As it often does, Six Feet Under presents another side of an episode’s central concept. Most of the secrets in the episode are truths that the characters would like to conceal, like Taylor and Karla’s secret about the hit-and-run victim. But a secret can also be something you’d very much like to know. And Nate would like to know this secret to everything, the secret that would give a richness and deeper purpose to his existence. He’s done the hippie thing. He’s talked to a rabbi. As he tells the Srisais at the intake meeting, he read Zen And The Art Of Motorcycle Maintenance in high school. And most recently, he’s settled down into a “caring” long-term relationship. None of it gave him the secret. Maybe the kid is the key!

So he tells Lisa, “I want to be a part of our child’s life. I don’t only want to, I need to.” She’s skeptical but pleasantly surprised. He’s not just doing this because Brenda said it was the right thing to do, is he? “No, she doesn’t even know about it!” he says with a smile. A smile! He has no conception of how awful this is. Lisa is mortified: “If you can’t ever put anybody but yourself first, how can you be a father?” She’s got him there.

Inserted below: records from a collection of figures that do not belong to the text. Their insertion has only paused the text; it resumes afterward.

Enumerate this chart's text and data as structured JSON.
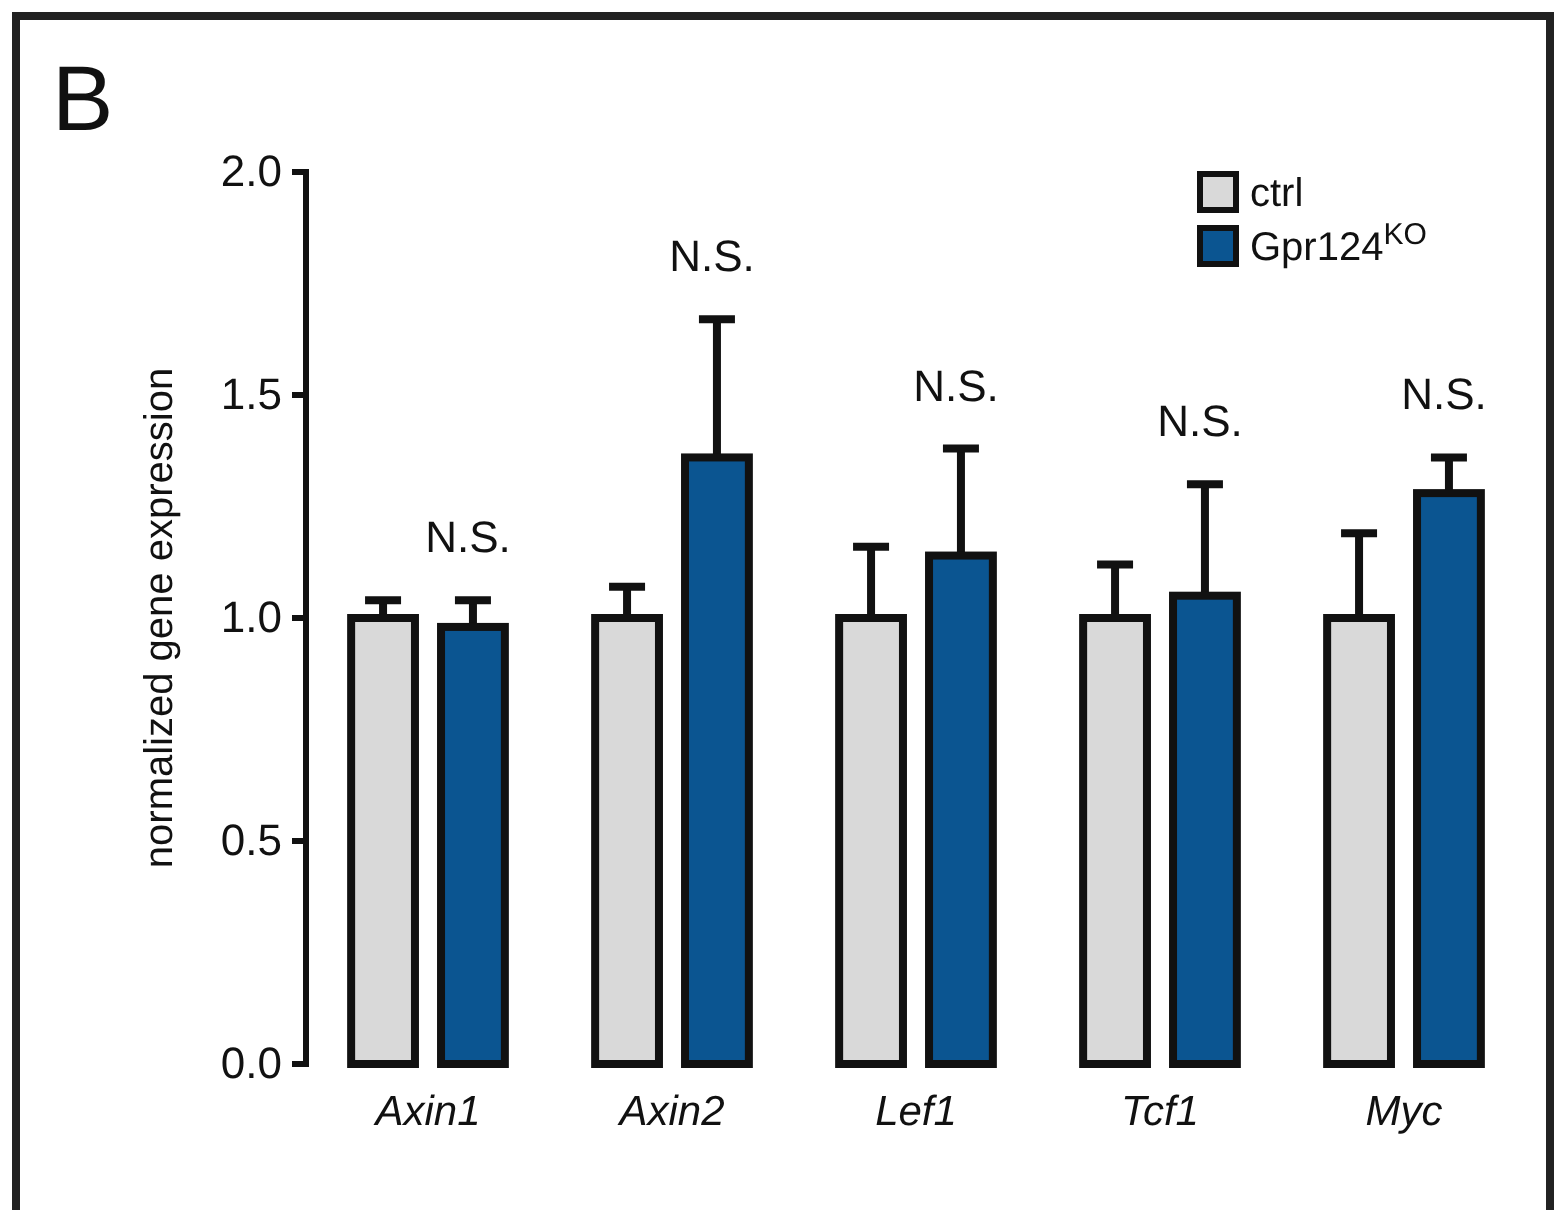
{
  "chart_data": {
    "type": "bar",
    "ylabel": "normalized gene expression",
    "categories": [
      "Axin1",
      "Axin2",
      "Lef1",
      "Tcf1",
      "Myc"
    ],
    "series": [
      {
        "name": "ctrl",
        "color": "#d9d9d9",
        "values": [
          1.0,
          1.0,
          1.0,
          1.0,
          1.0
        ],
        "errors": [
          [
            1.0,
            1.04
          ],
          [
            1.0,
            1.07
          ],
          [
            1.0,
            1.16
          ],
          [
            1.0,
            1.12
          ],
          [
            1.0,
            1.19
          ]
        ]
      },
      {
        "name": "Gpr124$^{KO}$",
        "color": "#0b5591",
        "values": [
          0.98,
          1.36,
          1.14,
          1.05,
          1.28
        ],
        "errors": [
          [
            0.98,
            1.04
          ],
          [
            1.36,
            1.67
          ],
          [
            1.14,
            1.38
          ],
          [
            1.05,
            1.3
          ],
          [
            1.28,
            1.36
          ]
        ]
      }
    ],
    "ylim": [
      0,
      2.0
    ],
    "yticks": [
      {
        "value": 0,
        "label": "0.0"
      },
      {
        "value": 0.5,
        "label": "0.5"
      },
      {
        "value": 1,
        "label": "1.0"
      },
      {
        "value": 1.5,
        "label": "1.5"
      },
      {
        "value": 2,
        "label": "2.0"
      }
    ],
    "grid": false,
    "legend": "top right",
    "annotations": [
      "B",
      "N.S.",
      "N.S.",
      "N.S.",
      "N.S.",
      "N.S."
    ]
  }
}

Of course, the reason Brenda doesn’t matter to Nate at this point is that she doesn’t have the secret to everything after all. He’s been holding out less and less hope that their bond might lead to that big revelation he so desired. But it hasn’t. Life has continued much the same as ever. The child offers fresh hope. So screw Brenda. That bright, shiny kid might give him all the answers yet.

Stray observations:

  • As always, the first comment thread is for discussion of future episodes. If you want to stay unaware of upcoming developments, collapse that thread.
  • When Taylor comes back to the apartment after Karla gets busted, she looks at David with that same resentful look that Keith often shoots at his lover. Aysia Polk, the actor who played Taylor, was about 11 when this episode was filmed. That’s a pretty ferocious look for an 11-year-old.
  • Speaking of the secondary cast, Kellie Waymire—who played Melissa—died in 2003, so this was one of her last major roles. She provided a great foil to Rachel Griffiths throughout the season, with Melissa acting as part therapist, part enabler, and part spectator, and “The Secret” was Waymire’s best episode. Her final “Just can it, sweetheart” speech in the elevator is a killer.
  • My favorite moment of the episode: David stumbling into the intake meeting with the Srisais and instantly switching into Ultra Super Funeral Director mode.
  • And now, it’s time for this week’s Oh, Shut Up, Lisa. This week: “So is the Western medicine controlling the seizures?” This has been Oh, Shut Up, Lisa.